Fanon dalam bukunya “Black Skin, White Mask” menganalisis bagaimana kolonialisme diinternalisasi bangsa terjajah (sehingga kemudian bangsa terjajah pun akhirnya punya mentalitas penjajah), bagaimana penjajah menanamkan inferioritas, dan melalui mekanisme rasisme, akhirnya orang terjajah justru ingin untuk menjadi mirip (menyamai) penjajah. Akibatnya, dalam pandangan Fanon, perjuangan meraih kemerdekaan dari penjajahan fisik sama besarnya dengan pejuangan pembebasan kaum terjajah dari ‘pelukan’ Eropa (penjajah) dan dari paradigma yang memandang peradaban Eropalah yang paling universal.
Inilah yang disebut oleh Romo Mangun ‘benar-benar kolonial’. Pada akhir tahun 1984, Romo Mangun berkata, ”Jangan kira bahwa mayoritas bangsa kita dulu sama-sama patriot seperti Bung Karno dan Bung Hatta.Pada masa itu, bangsa kita tidak kalah terhadap kaum penjajah perihal ini: benar-benar kolonial. Selera kita sudah bukan Jawa murni, Maluku murni, Batak murni, dan sebagainya, tetapi kita semua kaum Indo. Masyarakat Indo adalah masyarakat yang dalam penghayatan realita hidup dan kebudayaannya terbelah; lebih dari itu allienated.Setengah asing terhadap diri sendiri, apalagi terhadap situasi dan keadaan sekelilingnya.Demikianlah kita semua.”
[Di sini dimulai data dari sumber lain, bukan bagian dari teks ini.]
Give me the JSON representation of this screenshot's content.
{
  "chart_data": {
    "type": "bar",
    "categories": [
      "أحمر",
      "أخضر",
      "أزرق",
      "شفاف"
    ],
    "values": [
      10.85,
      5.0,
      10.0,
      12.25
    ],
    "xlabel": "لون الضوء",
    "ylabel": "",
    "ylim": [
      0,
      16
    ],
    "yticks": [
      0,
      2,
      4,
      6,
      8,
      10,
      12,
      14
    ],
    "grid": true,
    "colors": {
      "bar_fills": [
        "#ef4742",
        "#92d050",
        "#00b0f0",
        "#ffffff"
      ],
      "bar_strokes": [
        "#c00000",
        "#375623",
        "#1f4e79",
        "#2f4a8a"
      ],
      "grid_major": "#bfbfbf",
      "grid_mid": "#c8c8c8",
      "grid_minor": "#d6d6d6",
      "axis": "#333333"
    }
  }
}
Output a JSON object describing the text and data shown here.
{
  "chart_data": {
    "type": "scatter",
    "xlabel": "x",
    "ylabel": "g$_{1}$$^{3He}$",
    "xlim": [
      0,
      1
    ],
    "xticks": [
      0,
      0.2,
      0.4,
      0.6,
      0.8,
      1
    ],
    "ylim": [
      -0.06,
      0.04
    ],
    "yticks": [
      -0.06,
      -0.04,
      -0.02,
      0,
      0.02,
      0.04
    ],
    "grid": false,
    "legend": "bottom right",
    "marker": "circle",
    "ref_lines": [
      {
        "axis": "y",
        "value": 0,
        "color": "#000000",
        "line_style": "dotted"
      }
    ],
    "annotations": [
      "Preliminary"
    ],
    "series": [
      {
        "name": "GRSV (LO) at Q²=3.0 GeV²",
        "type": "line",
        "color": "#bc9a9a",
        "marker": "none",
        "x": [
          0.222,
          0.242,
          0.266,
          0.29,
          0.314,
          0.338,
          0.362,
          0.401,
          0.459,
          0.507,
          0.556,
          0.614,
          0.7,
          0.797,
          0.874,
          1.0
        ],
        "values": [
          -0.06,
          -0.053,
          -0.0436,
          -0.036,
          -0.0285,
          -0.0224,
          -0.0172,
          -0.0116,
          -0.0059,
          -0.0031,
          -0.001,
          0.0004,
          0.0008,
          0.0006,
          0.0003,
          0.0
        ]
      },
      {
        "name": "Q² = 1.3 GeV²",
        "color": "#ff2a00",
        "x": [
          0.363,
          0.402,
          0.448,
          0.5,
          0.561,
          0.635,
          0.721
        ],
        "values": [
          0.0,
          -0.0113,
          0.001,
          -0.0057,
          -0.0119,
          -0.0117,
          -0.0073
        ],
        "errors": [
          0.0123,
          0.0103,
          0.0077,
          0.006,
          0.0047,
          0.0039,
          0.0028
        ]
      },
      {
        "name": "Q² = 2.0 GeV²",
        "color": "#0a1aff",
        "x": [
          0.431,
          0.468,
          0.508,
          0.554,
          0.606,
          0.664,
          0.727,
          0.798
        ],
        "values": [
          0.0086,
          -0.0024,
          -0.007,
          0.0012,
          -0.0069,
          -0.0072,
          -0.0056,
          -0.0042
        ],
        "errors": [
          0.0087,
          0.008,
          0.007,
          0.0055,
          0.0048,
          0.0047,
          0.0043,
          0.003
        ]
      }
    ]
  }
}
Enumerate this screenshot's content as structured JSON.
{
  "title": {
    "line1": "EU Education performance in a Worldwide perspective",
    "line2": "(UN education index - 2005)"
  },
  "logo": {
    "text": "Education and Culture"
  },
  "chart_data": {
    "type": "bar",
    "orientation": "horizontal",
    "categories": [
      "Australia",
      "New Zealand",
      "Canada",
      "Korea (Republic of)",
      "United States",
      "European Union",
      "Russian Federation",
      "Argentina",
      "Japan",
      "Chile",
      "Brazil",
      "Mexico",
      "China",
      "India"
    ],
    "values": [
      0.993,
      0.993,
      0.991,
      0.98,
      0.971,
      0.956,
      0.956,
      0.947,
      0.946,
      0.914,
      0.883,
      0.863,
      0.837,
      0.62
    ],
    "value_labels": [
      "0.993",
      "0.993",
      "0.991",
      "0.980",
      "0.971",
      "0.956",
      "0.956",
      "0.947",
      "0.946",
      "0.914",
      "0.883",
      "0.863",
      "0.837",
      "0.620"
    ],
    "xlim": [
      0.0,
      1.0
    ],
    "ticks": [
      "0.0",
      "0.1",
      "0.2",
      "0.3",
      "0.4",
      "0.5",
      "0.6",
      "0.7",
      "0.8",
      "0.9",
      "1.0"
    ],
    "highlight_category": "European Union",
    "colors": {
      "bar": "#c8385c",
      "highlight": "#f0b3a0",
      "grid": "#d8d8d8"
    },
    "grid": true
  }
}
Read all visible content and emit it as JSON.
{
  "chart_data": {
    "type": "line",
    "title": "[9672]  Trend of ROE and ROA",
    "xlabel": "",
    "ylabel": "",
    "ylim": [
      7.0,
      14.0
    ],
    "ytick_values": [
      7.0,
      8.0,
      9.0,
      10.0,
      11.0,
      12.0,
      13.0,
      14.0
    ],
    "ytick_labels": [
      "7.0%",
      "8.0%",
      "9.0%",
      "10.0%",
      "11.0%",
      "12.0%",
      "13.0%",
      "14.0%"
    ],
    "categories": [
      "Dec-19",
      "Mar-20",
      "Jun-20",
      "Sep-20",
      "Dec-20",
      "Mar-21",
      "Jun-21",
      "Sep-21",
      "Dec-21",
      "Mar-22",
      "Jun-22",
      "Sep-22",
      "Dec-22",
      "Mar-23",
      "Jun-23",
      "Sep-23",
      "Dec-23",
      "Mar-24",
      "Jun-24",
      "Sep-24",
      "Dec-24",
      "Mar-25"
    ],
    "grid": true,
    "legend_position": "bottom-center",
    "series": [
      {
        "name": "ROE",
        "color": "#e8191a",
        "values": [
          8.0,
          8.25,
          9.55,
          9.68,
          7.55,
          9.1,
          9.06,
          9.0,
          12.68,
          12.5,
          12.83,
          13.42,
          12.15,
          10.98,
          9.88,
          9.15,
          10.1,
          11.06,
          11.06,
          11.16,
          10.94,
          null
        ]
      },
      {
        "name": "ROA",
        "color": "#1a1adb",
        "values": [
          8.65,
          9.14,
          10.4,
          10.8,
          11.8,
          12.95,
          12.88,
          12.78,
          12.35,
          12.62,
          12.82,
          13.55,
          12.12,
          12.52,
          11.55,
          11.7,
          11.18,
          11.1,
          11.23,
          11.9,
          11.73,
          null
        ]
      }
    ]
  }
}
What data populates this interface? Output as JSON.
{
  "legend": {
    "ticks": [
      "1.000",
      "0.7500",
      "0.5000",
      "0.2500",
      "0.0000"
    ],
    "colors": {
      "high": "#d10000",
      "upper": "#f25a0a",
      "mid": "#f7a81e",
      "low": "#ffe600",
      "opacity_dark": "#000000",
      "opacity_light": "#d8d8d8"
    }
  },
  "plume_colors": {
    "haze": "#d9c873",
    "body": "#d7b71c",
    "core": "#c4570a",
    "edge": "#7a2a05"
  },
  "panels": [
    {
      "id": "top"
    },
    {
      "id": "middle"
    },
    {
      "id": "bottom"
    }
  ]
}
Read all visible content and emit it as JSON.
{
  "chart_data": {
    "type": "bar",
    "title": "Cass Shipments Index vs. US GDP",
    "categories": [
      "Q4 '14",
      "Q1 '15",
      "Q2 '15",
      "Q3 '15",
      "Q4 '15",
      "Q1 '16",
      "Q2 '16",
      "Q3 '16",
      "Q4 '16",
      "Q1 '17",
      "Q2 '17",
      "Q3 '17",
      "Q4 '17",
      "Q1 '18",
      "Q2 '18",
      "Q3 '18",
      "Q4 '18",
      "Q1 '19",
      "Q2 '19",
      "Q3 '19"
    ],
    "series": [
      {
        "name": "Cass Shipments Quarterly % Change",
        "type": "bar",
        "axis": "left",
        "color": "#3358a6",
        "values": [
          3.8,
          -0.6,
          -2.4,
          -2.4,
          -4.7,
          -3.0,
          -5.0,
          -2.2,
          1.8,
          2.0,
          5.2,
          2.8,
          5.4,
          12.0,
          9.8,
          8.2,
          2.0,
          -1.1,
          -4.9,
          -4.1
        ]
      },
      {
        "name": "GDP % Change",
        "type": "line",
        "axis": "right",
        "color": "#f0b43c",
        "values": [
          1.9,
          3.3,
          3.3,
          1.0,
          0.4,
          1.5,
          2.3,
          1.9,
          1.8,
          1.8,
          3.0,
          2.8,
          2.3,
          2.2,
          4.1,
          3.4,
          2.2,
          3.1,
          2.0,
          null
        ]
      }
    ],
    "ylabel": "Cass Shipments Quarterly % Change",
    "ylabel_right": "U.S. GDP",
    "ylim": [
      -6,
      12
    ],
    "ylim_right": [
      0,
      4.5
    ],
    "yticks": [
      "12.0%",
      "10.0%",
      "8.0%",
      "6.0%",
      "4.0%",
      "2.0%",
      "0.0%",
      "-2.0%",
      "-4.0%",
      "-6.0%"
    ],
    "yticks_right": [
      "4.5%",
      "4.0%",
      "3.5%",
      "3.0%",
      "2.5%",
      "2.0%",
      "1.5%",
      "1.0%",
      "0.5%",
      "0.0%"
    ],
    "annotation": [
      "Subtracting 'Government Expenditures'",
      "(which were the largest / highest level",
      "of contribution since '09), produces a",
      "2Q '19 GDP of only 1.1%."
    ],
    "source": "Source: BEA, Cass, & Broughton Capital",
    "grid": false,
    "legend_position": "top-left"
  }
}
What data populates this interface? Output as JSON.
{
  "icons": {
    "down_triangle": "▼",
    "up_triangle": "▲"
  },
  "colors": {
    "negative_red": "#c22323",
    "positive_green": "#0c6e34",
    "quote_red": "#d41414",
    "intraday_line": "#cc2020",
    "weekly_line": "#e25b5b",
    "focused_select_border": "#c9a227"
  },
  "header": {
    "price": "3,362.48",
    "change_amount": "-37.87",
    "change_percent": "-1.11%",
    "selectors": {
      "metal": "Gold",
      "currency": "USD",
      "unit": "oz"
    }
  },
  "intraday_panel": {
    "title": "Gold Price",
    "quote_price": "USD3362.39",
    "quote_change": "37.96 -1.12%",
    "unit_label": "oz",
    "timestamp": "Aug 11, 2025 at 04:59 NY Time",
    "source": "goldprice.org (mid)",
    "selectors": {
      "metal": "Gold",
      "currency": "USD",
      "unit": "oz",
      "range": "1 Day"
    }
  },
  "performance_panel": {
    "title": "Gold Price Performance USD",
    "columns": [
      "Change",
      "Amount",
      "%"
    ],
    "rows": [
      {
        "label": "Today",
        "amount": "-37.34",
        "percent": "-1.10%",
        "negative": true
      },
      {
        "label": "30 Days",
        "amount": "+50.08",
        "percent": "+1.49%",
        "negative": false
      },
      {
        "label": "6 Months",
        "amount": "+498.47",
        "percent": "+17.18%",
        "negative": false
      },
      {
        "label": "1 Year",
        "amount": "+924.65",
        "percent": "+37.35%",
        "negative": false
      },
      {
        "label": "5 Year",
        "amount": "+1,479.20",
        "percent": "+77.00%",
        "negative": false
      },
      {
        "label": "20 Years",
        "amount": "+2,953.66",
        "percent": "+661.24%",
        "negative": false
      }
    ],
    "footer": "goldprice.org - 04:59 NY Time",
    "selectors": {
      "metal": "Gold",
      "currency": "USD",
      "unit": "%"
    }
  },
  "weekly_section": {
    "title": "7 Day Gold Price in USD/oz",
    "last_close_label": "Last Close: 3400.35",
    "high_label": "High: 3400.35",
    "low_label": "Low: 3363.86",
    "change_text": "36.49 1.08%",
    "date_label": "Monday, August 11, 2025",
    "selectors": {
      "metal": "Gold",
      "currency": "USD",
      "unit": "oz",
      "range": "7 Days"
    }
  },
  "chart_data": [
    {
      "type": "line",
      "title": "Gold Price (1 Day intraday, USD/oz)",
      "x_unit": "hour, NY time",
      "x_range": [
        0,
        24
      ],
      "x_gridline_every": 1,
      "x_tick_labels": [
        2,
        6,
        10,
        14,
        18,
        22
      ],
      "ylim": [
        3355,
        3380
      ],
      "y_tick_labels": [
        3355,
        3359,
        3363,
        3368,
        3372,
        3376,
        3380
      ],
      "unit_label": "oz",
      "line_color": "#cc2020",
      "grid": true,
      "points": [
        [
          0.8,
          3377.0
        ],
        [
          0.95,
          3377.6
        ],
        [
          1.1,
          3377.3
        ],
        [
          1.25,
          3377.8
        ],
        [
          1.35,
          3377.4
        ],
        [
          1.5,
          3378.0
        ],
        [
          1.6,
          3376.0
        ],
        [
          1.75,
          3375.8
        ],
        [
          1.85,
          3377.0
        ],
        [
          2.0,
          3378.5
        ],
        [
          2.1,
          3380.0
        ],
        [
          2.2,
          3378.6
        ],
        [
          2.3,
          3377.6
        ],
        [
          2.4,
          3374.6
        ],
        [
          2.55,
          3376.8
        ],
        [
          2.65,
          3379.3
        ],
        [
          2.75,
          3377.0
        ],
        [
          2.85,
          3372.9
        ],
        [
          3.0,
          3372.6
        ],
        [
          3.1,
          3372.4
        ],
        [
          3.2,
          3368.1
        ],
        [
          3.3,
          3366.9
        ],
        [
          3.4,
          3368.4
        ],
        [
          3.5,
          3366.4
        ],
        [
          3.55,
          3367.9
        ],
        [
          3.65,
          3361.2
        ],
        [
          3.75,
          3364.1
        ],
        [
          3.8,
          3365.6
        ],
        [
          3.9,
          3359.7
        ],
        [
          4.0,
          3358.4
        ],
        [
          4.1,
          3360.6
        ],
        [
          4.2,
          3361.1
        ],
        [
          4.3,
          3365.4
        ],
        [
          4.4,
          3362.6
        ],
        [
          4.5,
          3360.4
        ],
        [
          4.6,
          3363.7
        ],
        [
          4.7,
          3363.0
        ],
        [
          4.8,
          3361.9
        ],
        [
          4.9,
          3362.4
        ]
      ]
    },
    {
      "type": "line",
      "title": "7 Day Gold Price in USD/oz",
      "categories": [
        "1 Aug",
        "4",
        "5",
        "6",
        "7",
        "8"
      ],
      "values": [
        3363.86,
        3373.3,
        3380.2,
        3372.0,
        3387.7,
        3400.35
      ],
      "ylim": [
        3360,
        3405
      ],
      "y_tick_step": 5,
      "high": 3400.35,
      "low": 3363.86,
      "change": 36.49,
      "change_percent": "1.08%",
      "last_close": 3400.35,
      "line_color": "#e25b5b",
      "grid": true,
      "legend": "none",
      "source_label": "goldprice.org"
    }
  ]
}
Mental bangsa terjajah inilah kemudian yang terus tampak oleh para pemimpin Indonesia. Indonesia mau menandatangani perjanjian ‘menanggung hutang’ Kerajaan Belanda, mau membayar ganti rugi atas perusahaan Belanda yang dinasionalisasi (lupa bahwa perusahaan itu sudah mengeruk sangat banyak uang dari Indonesia), berbaik-baik dengan Belanda untuk mendapatkan hutang pembangunan (development aid), dan puncaknya, memberikan Bintang Mahaputra Utama kepada mantan penjajah.